The new revision addresses my concerns satisfactorily. I appreciate that the authors identified clearly what was modified, which helped me a lot in evaluating this version. I only have the following small remarks that should be solved easily for the final version:

Minor comments:
- Definition of correspondence: either a correspondence is a triple, and there are 3 components, or it is a quadruple, and there are 4 components, or it can be a triple or a quadruple. It cannot be a triple that can have a fourth element. Considering that examples of correspondences in the paper are now always triples, I would suggest to mention the confidence value outside the definition of a correspondence (e.g., "alignment systems usually assign a confidence value to each correspondence, such that correspondences are sometimes defined as quadruples (e1,e2,r,c). We only exemplify correspondences as triples in the rest of the paper.") This way, I think it addresses Reviewer 1's comment on this and stay true to what's actually used in the examples.
- in Sec.6.3: "pattern-based alignment formats such as EDOAL (or OWL)" -> OWL is not an alignment format.
- Section 7: "type of correspondence" -> correspondences

Review #2
Anonymous submitted on 22/Apr/2019
Suggestion:
Accept
Review Comment:

I would like to thank the authors for the new version. Though I had said I was already trustful in the last review, that they could fix the remaining problems, I am giving further feedback now.

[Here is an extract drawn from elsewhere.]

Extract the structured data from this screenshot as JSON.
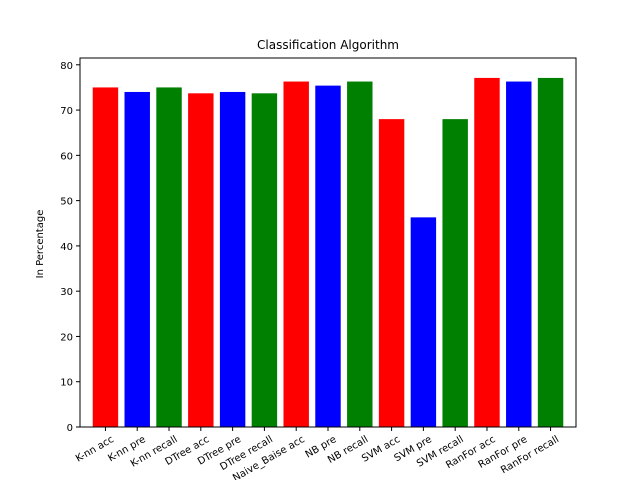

I acknowledge that the authors have tackled the minor comments/suggestions I had made in my earlier review. It seems that the paper has greatly improved.

There are still aspects that I am not very satisfied with, for example I still think section 2.4 on scope clarification is unnecessary long, and I don't fully get the gist of the various visualisation efforts in 3.2. But it is probably up to the author to decide how to treat their reader now. I would however argue that another proofread is welcome, as it seems the one that has been done between version 2 and 3 has been done before some additions in 3. Therefore, some editorial issues re-appear, such as in definition 1 which has two main verbs ("is"), or a sentence on p31 that just doesn't make sense to me (the one with "regarded as perspective")

Some other comments on new parts:

On p6 I don't see how the SPARQL SELECT queries may qualify as a mapping. They just extract resources from data patterns in the target and destination datasets, but don't express (or process) any correspondence (as opposed to the following CONSTRUCT example)

Table 1 could be ordered to follow the order in 3.1, and I don't understand why the xR2RML line has "mixed formats" while the D2RML has not (it seems like it's the same kind of format enumeration)

Review #3
By Catia Pesquita submitted on 06/May/2019
Suggestion:
Accept
Review Comment:

The authors have successfully addressed my previous concerns.